Uncovering IoC using PowerShell, Event Logs, and Nagios What security concerns keep you up at night? Is it pivoting, persistent access, the time to detect compromise, or one of a thousand other possibilities? What if you were told that without a doubt, you have tools at your disposal to periodically verify your security posture and you are not presently using them? Why spend more hours and more budget implementing a new product with new agents and new headaches that will not effectively reduce your workload or anxiety level? Even if you have commercial tools already monitoring your systems for security events, how do you know they are working? Is it even practical to use a customized PowerShell scripts/plugins, built-in event logs, and a traditional monitoring tool such as Nagios to monitor for indicators of compromise on Windows systems? In addition, you will be presented with some applied research as well as easy-to-follow guidelines you can integrate into your own environment(s).

Tracking Down the R0uge N0de We live in a world today where most security analyst only respond to the blinking lights or the RED pie charts on a dashboard. What if you really wanted to find some real silent actors? Where would look and what would it even look like and what tools are available? During this presentation, we will go through a few scenarios of different attacks, what they look like and what you can do to stop, track and intellectual crush attacker!

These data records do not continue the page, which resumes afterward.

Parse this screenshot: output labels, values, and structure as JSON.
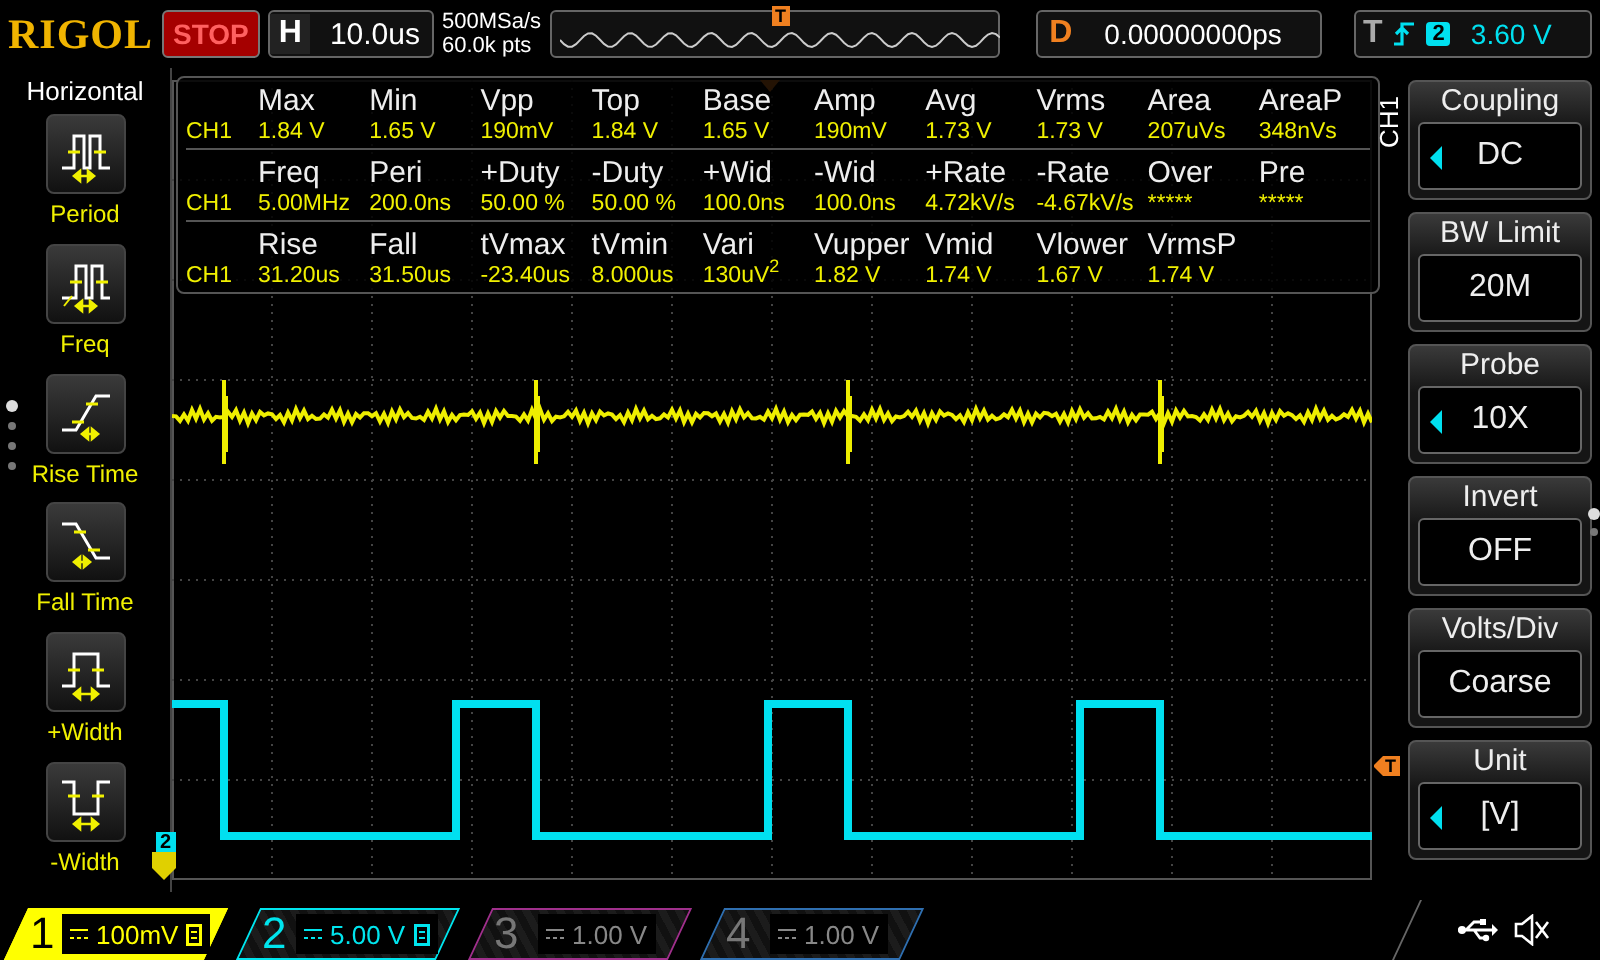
{
  "top_bar": {
    "brand": "RIGOL",
    "run_state": "STOP",
    "timebase": {
      "label": "H",
      "value": "10.0us"
    },
    "sample_rate": "500MSa/s",
    "memory_depth": "60.0k pts",
    "trigger_position": "T",
    "delay": {
      "label": "D",
      "value": "0.00000000ps"
    },
    "trigger": {
      "label": "T",
      "source": "2",
      "level": "3.60 V"
    }
  },
  "left_menu": {
    "title": "Horizontal",
    "items": [
      {
        "kind": "period",
        "label": "Period"
      },
      {
        "kind": "freq",
        "label": "Freq"
      },
      {
        "kind": "rise",
        "label": "Rise Time"
      },
      {
        "kind": "fall",
        "label": "Fall Time"
      },
      {
        "kind": "pwidth",
        "label": "+Width"
      },
      {
        "kind": "nwidth",
        "label": "-Width"
      }
    ]
  },
  "measurements": {
    "rows": [
      {
        "headers": [
          "Max",
          "Min",
          "Vpp",
          "Top",
          "Base",
          "Amp",
          "Avg",
          "Vrms",
          "Area",
          "AreaP"
        ],
        "channel": "CH1",
        "values": [
          "1.84 V",
          "1.65 V",
          "190mV",
          "1.84 V",
          "1.65 V",
          "190mV",
          "1.73 V",
          "1.73 V",
          "207uVs",
          "348nVs"
        ]
      },
      {
        "headers": [
          "Freq",
          "Peri",
          "+Duty",
          "-Duty",
          "+Wid",
          "-Wid",
          "+Rate",
          "-Rate",
          "Over",
          "Pre"
        ],
        "channel": "CH1",
        "values": [
          "5.00MHz",
          "200.0ns",
          "50.00 %",
          "50.00 %",
          "100.0ns",
          "100.0ns",
          "4.72kV/s",
          "-4.67kV/s",
          "*****",
          "*****"
        ]
      },
      {
        "headers": [
          "Rise",
          "Fall",
          "tVmax",
          "tVmin",
          "Vari",
          "Vupper",
          "Vmid",
          "Vlower",
          "VrmsP"
        ],
        "channel": "CH1",
        "values": [
          "31.20us",
          "31.50us",
          "-23.40us",
          "8.000us",
          {
            "text": "130uV$^{2}$",
            "markup": true
          },
          "1.82 V",
          "1.74 V",
          "1.67 V",
          "1.74 V"
        ]
      }
    ]
  },
  "plot": {
    "channel_marker": "2",
    "trigger_level_marker": "T"
  },
  "channel_menu": {
    "title": "CH1",
    "items": [
      {
        "title": "Coupling",
        "value": "DC",
        "adjustable": true
      },
      {
        "title": "BW Limit",
        "value": "20M",
        "adjustable": false
      },
      {
        "title": "Probe",
        "value": "10X",
        "adjustable": true
      },
      {
        "title": "Invert",
        "value": "OFF",
        "adjustable": false
      },
      {
        "title": "Volts/Div",
        "value": "Coarse",
        "adjustable": false
      },
      {
        "title": "Unit",
        "value": "[V]",
        "adjustable": true
      }
    ]
  },
  "channels": [
    {
      "number": "1",
      "scale": "100mV",
      "selected": true,
      "on": true,
      "color": "#ffff00"
    },
    {
      "number": "2",
      "scale": "5.00 V",
      "selected": false,
      "on": true,
      "color": "#00e5ee"
    },
    {
      "number": "3",
      "scale": "1.00 V",
      "selected": false,
      "on": false,
      "color": "#a0308c"
    },
    {
      "number": "4",
      "scale": "1.00 V",
      "selected": false,
      "on": false,
      "color": "#2f6fb0"
    }
  ]
}
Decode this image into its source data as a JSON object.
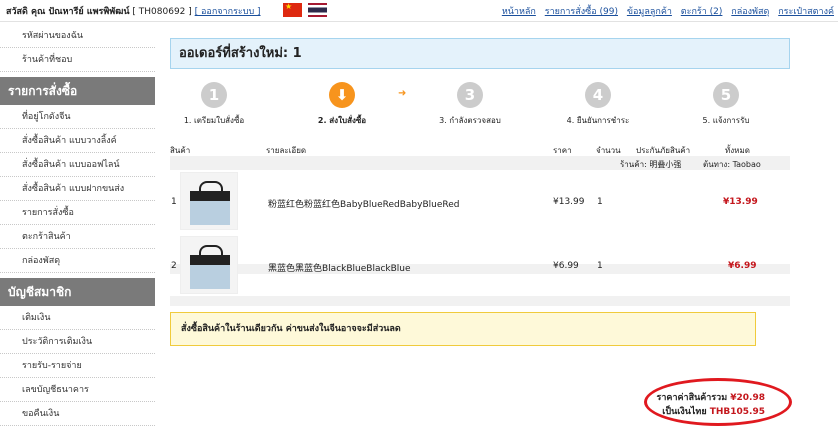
{
  "header": {
    "user_name": "สวัสดิ คุณ ปัณหารีย์ แพรพิพัฒน์",
    "user_code": "[ TH080692 ]",
    "logout": "[ ออกจากระบบ ]",
    "links": [
      "หน้าหลัก",
      "รายการสั่งซื้อ (99)",
      "ข้อมูลลูกค้า",
      "ตะกร้า (2)",
      "กล่องพัสดุ",
      "กระเป๋าสตางค์"
    ]
  },
  "sidebar": {
    "top_items": [
      "รหัสผ่านของฉัน",
      "ร้านค้าที่ชอบ"
    ],
    "section1_title": "รายการสั่งซื้อ",
    "section1_items": [
      "ที่อยู่โกดังจีน",
      "สั่งซื้อสินค้า แบบวางลิ้งค์",
      "สั่งซื้อสินค้า แบบออฟไลน์",
      "สั่งซื้อสินค้า แบบฝากขนส่ง",
      "รายการสั่งซื้อ",
      "ตะกร้าสินค้า",
      "กล่องพัสดุ"
    ],
    "section2_title": "บัญชีสมาชิก",
    "section2_items": [
      "เติมเงิน",
      "ประวัติการเติมเงิน",
      "รายรับ-รายจ่าย",
      "เลขบัญชีธนาคาร",
      "ขอคืนเงิน"
    ]
  },
  "main": {
    "title": "ออเดอร์ที่สร้างใหม่: 1",
    "steps": [
      {
        "num": "1",
        "label": "1. เตรียมใบสั่งซื้อ"
      },
      {
        "num": "",
        "label": "2. ส่งใบสั่งซื้อ"
      },
      {
        "num": "3",
        "label": "3. กำลังตรวจสอบ"
      },
      {
        "num": "4",
        "label": "4. ยืนยันการชำระ"
      },
      {
        "num": "5",
        "label": "5. แจ้งการรับ"
      }
    ],
    "table": {
      "headers": {
        "product": "สินค้า",
        "details": "รายละเอียด",
        "price": "ราคา",
        "qty": "จำนวน",
        "insurance": "ประกันภัยสินค้า",
        "total": "ทั้งหมด"
      },
      "shop_label": "ร้านค้า: 明叠小强",
      "source_label": "ต้นทาง: Taobao",
      "rows": [
        {
          "index": "1",
          "detail": "粉蓝红色粉蓝红色BabyBlueRedBabyBlueRed",
          "price": "¥13.99",
          "qty": "1",
          "total": "¥13.99"
        },
        {
          "index": "2",
          "detail": "黑蓝色黑蓝色BlackBlueBlackBlue",
          "price": "¥6.99",
          "qty": "1",
          "total": "¥6.99"
        }
      ]
    },
    "notice": "สั่งซื้อสินค้าในร้านเดียวกัน ค่าขนส่งในจีนอาจจะมีส่วนลด",
    "summary": {
      "goods_label": "ราคาค่าสินค้ารวม",
      "goods_value": "¥20.98",
      "thb_label": "เป็นเงินไทย",
      "thb_value": "THB105.95"
    }
  },
  "colors": {
    "accent": "#f7941d",
    "total_red": "#c4161c",
    "link": "#1a4f9c",
    "oval": "#e0191f"
  }
}
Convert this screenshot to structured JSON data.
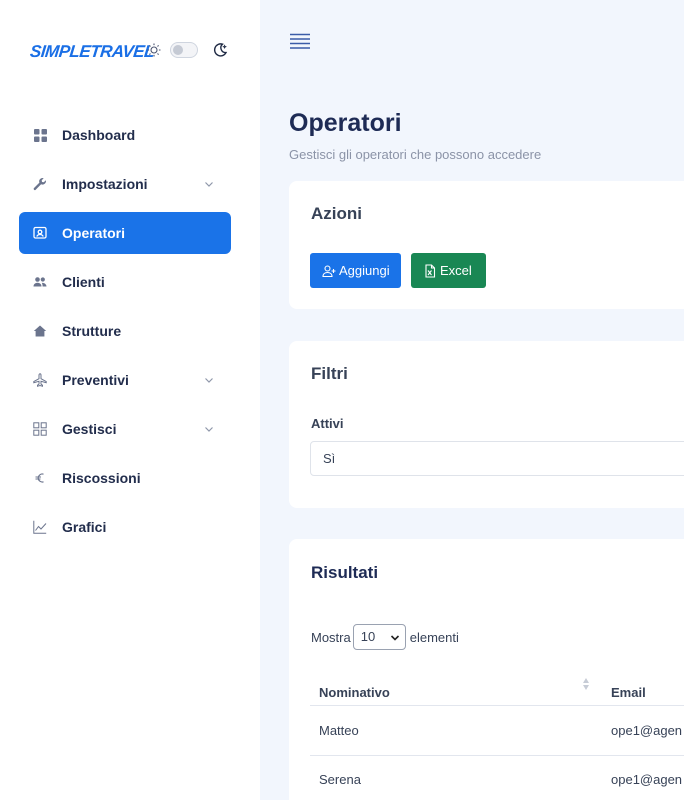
{
  "brand": {
    "logo": "SIMPLETRAVEL"
  },
  "sidebar": {
    "items": [
      {
        "label": "Dashboard",
        "icon": "grid-icon",
        "has_chevron": false,
        "active": false
      },
      {
        "label": "Impostazioni",
        "icon": "wrench-icon",
        "has_chevron": true,
        "active": false
      },
      {
        "label": "Operatori",
        "icon": "user-badge-icon",
        "has_chevron": false,
        "active": true
      },
      {
        "label": "Clienti",
        "icon": "users-icon",
        "has_chevron": false,
        "active": false
      },
      {
        "label": "Strutture",
        "icon": "home-icon",
        "has_chevron": false,
        "active": false
      },
      {
        "label": "Preventivi",
        "icon": "plane-icon",
        "has_chevron": true,
        "active": false
      },
      {
        "label": "Gestisci",
        "icon": "modules-icon",
        "has_chevron": true,
        "active": false
      },
      {
        "label": "Riscossioni",
        "icon": "euro-icon",
        "has_chevron": false,
        "active": false
      },
      {
        "label": "Grafici",
        "icon": "chart-line-icon",
        "has_chevron": false,
        "active": false
      }
    ]
  },
  "header": {
    "title": "Operatori",
    "subtitle": "Gestisci gli operatori che possono accedere"
  },
  "actions": {
    "title": "Azioni",
    "add_label": "Aggiungi",
    "excel_label": "Excel"
  },
  "filters": {
    "title": "Filtri",
    "active_label": "Attivi",
    "active_value": "Sì"
  },
  "results": {
    "title": "Risultati",
    "show_prefix": "Mostra",
    "page_size": "10",
    "show_suffix": "elementi",
    "columns": [
      "Nominativo",
      "Email"
    ],
    "rows": [
      {
        "name": "Matteo",
        "email": "ope1@agen"
      },
      {
        "name": "Serena",
        "email": "ope1@agen"
      }
    ]
  },
  "colors": {
    "accent": "#1a73e8",
    "excel": "#198754",
    "background": "#f2f6fd"
  }
}
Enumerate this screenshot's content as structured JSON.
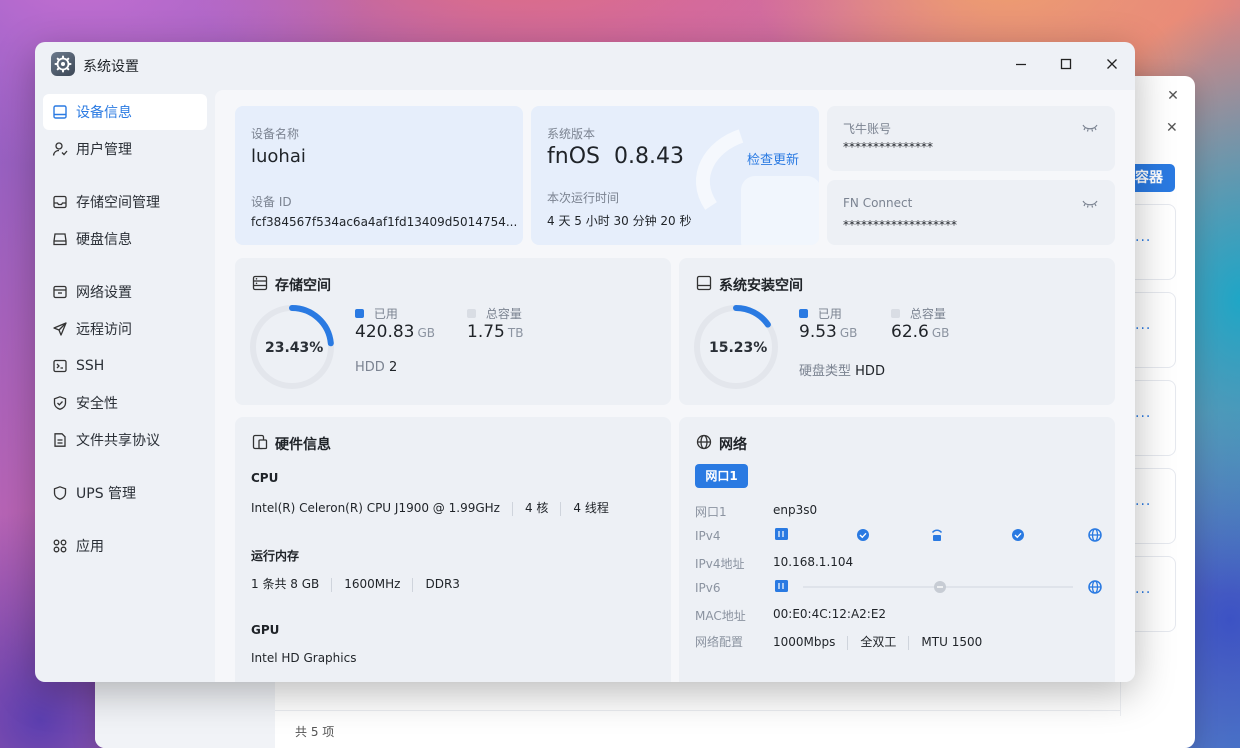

Ransomware: History, Analysis, & Mitigation Just as the title says, we go over the humble origins, touch on the notable variants of yesteryear, the big hitters today, and discuss the future of ransomware. It's no longer just for windows anymore. Linux, Mac, and mobile platforms are all ripe for extortion.
This humorous and entertaining talk teachest everyone, from Mom and Pops to large enterprise organizations, what's really happening and how to protect themselves.

Your Crypto is Broken Cryptography provides protection of data that is inside one trusted unit which can be delivered to another trusted unit via a channel controlled by an active attacker. When done properly, this allows communication of data which can be trusted by both sides and has no value to an attacker. When done poorly, this is nothing more than the illusion of security and history has its share of bad implementations of cryptography. These were accidental issues, or mistakes made by creating home-grown algorithms by someone who knew just a little about cryptographic theory.
While the Blue Team is struggling to stay on top of the never-ending chaos of log messages from every script-kiddie around the world, there is a continuing struggle to determine whether the trusted communication channels can actually be trusted. Additionally, there’s always the nightmare scenario of the code simply walking out the door. What secrets would be exposed in that case and is cryptography really helping?
In this talk we show why home-grown cryptography should not be trusted and even third-party code should be examined with a skeptical eye. Practical tips are given for doing audits related to cryptography and how to have an early warning on breaches.

The Machines are NOT Out to Get Us! How Machine Learning and Artificial Intelligence are Changing the Security Game We’ve all been using machine learning and artificial intelligence for some time now with such things as facial recognition in Facebook to voice recognition on our smart phones. What many are not aware of is that there are significant innovations occurring in the security space that utilize machine learning and artificial intelligence to provide the next evolution of tried and true security tools like anti malware, network forensics, and user identity.
This presentation will start with an overview of machine learning and how it works at a high level. We will then take a brief look at one use case – antimalware, that is currently displacing traditional antimalware solutions at an increasing pace. We will then discuss some up and coming use cases that are being still developed, and provide some examples of existing tools in these spaces.